The ongoing internet shutdowns will likely keep international eyes from seeing everything happening in Iran, including the government’s violence toward those speaking up. But quashing protests will not necessarily mean quashing dissent. Although Ali Khamenei, Iran’s current supreme leader, has long posited outside influences, especially the U.S., as the greatest threat to his rule, this moment suggests that Iran’s own citizens — and its women in particular — could present a huge challenge to the power of theocracy.
Other polling bites
- The share of Democrats who believe President Biden should run for office again has ticked up slightly over the past two months, per recent polling from Morning Consult/Politico. Fifty-nine percent of Democratic voters said they’d support his reelection campaign in a Sept. 23-25 survey, up from 51 percent in early July and 53 percent in early August. In the case that he does not run, however, a plurality of Democratic voters (28 percent) said they would support Vice President Kamala Harris instead, followed by Transportation Secretary Pete Buttigieg (13 percent).
- In light of Hurricane Ian, the Jan. 6 House Select Committee postponed its ninth hearing, which was scheduled for Sept. 28 and would have been the first since July.
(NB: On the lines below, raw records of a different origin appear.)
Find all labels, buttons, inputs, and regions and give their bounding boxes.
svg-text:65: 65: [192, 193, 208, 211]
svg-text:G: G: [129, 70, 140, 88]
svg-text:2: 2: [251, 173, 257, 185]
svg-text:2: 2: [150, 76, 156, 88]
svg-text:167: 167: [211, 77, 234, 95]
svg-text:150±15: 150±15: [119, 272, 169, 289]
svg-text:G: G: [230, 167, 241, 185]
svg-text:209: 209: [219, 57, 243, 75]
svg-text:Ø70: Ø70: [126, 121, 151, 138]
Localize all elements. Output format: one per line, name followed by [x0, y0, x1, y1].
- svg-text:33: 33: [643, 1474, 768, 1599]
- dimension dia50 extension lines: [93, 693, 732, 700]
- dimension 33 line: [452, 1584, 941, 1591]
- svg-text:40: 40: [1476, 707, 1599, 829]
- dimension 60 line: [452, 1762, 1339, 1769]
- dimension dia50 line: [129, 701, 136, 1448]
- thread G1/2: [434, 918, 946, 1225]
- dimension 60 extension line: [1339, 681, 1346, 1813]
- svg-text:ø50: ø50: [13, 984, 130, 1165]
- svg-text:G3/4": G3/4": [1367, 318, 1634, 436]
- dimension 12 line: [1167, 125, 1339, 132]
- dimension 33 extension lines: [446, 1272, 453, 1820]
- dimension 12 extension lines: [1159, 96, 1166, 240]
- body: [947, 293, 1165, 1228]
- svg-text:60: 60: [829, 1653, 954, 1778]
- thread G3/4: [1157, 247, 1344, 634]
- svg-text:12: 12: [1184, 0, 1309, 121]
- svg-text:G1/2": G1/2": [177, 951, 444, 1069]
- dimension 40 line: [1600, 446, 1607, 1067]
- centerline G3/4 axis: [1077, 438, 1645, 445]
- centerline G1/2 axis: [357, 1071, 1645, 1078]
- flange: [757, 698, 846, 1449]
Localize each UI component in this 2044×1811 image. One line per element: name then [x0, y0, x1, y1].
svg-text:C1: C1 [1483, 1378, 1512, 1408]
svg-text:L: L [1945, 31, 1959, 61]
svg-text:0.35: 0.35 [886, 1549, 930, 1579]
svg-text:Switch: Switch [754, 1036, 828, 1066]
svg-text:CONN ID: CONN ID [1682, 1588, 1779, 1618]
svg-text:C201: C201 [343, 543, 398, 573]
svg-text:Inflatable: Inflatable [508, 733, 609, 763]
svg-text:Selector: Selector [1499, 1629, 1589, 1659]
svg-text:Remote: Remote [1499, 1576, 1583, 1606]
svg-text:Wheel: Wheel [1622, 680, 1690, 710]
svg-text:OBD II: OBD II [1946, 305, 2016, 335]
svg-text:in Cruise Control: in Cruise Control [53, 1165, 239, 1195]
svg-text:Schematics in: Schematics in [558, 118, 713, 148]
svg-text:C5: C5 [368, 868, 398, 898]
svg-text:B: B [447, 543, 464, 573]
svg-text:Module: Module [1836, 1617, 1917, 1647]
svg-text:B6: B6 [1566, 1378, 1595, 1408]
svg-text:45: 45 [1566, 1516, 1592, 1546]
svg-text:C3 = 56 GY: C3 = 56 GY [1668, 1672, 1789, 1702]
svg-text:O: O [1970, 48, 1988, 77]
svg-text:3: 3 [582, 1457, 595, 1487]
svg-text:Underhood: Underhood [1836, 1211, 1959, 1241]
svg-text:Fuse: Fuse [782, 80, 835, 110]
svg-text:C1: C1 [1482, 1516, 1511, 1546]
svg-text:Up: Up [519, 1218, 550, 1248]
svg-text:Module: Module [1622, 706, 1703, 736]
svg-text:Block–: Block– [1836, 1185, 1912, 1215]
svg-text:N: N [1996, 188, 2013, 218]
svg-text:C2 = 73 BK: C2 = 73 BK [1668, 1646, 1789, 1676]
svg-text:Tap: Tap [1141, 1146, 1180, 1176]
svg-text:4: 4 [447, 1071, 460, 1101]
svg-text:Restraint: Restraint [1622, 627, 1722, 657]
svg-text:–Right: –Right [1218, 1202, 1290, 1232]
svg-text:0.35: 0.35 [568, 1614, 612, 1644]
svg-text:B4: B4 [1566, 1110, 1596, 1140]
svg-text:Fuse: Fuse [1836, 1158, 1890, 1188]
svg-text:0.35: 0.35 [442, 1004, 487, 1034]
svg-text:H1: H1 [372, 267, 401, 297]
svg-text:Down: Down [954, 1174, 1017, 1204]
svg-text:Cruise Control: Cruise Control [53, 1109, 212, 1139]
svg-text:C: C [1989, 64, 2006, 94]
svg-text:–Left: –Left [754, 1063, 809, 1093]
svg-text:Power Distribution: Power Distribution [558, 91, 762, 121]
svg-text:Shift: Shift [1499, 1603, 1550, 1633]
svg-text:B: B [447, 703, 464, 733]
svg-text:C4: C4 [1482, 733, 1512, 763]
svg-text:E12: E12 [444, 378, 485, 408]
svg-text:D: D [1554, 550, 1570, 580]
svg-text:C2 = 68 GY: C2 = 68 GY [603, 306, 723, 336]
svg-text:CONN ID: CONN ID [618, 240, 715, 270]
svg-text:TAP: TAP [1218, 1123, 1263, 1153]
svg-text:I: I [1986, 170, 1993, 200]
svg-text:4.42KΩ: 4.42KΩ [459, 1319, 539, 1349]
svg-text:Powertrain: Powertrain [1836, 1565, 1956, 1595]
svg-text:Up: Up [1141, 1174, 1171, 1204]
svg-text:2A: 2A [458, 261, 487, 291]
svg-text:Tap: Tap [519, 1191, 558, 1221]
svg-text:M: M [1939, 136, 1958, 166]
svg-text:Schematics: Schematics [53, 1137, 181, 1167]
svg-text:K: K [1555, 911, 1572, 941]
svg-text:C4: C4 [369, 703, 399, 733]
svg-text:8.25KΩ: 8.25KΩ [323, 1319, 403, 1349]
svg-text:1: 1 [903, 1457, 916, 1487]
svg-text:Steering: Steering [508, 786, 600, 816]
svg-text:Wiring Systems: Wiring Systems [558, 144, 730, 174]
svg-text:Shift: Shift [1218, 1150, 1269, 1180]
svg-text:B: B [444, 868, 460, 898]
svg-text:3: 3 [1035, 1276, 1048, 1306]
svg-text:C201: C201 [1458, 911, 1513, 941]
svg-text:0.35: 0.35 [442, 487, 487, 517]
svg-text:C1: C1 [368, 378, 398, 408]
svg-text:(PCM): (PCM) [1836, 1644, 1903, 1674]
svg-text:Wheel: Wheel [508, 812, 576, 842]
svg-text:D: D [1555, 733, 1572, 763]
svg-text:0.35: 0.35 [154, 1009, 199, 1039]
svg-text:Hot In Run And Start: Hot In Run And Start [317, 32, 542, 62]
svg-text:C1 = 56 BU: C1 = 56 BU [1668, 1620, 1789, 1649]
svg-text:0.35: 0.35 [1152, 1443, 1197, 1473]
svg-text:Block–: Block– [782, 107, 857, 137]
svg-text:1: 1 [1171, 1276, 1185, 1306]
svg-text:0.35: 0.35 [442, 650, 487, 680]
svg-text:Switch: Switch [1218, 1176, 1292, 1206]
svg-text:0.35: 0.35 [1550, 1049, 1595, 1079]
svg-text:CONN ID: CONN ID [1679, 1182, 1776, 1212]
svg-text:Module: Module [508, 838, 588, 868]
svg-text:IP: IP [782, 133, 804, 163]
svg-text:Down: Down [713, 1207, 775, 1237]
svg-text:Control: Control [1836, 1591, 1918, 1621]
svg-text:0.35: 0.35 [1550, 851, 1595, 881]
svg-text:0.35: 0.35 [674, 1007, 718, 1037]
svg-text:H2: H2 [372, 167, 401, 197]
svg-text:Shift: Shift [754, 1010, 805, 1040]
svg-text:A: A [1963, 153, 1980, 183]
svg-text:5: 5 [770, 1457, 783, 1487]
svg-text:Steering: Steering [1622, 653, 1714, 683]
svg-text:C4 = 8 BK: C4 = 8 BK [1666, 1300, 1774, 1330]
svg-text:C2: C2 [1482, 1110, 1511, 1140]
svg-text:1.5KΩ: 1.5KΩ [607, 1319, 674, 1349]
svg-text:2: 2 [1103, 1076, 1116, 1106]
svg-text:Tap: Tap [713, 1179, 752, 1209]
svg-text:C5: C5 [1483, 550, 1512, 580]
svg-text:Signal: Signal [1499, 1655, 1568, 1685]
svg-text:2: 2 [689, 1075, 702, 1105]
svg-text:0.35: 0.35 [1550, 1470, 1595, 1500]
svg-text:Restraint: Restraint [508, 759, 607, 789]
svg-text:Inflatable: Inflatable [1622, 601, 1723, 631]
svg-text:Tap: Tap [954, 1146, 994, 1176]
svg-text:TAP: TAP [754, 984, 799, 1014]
Though a new date has yet to be announced, 58 percent of Americans support resuming the hearings following those in the summer, according to a poll from Monmouth University conducted Sept. 21-25. Unsurprisingly, that number reveals a highly partisan divide: 83 percent of Democrats reported wanting the hearings to continue, but only 31 percent of Republicans agreed. And while 62 percent of Democrats said the hearings should carry on as long as necessary, 75 percent of Republicans said the investigation should conclude as soon as possible.
- On the heels of President Vladimir Putin granting Russian citizenship to former U.S. intelligence contractor Edward Snowden, a Sept. 28 YouGov survey asked Americans about his notorious 2013 leak of top-secret information on government surveillance. Thirty-nine percent said Snowden’s actions constituted “the right thing to do.” Additional polling found that almost 6 in 10 Americans think it is “somewhat” (29 percent) or “very” (29 percent) common that the U.S. government surveils ordinary citizens who aren’t suspected of committing a crime. Nonetheless, a third question showed that only around a quarter of Americans (27 percent) take any precautions to avoid surveillance of their personal devices, although that number varies by age: While only 19 percent of adults 65 or over say they take such precautions, that share increases to 35 percent among those under 30.
- Overall, just 26 percent of Americans are at least somewhat interested in learning more about the metaverse, but according to polling from Morning Consult conducted Aug. 24-25, that share rises to 63 percent among moviegoers who frequent theaters at least three times a month. That’s even more than gamers (55 percent), sports betters (50 percent) or those with five or more streaming subscriptions (40 percent). Those moviegoers were also much more likely than Americans in general to report having read, heard or seen mentions of the metaverse.
According to FiveThirtyEight’s presidential approval tracker,3 42.0 percent of Americans approve of the job Biden is doing as president, while 52.2 percent disapprove (a net approval rating of -10.2 points). At this time last week, 42.5 percent approved and 53.0 percent disapproved (a net approval rating of -10.5 points). One month ago, Biden had an approval rating of 42.4 percent and a disapproval rating of 53.4 percent, for a net approval rating of -11.0 points.
In our average of polls of the generic congressional ballot,4 Democrats currently lead Republicans by 1.3 points (45.3 percent to 44.1 percent). A week ago, Democrats led by 1.9 points (45.2 percent to 43.3 percent). At this time last month, voters preferred Democrats by 0.5 points (44.3 percent to 43.8 percent).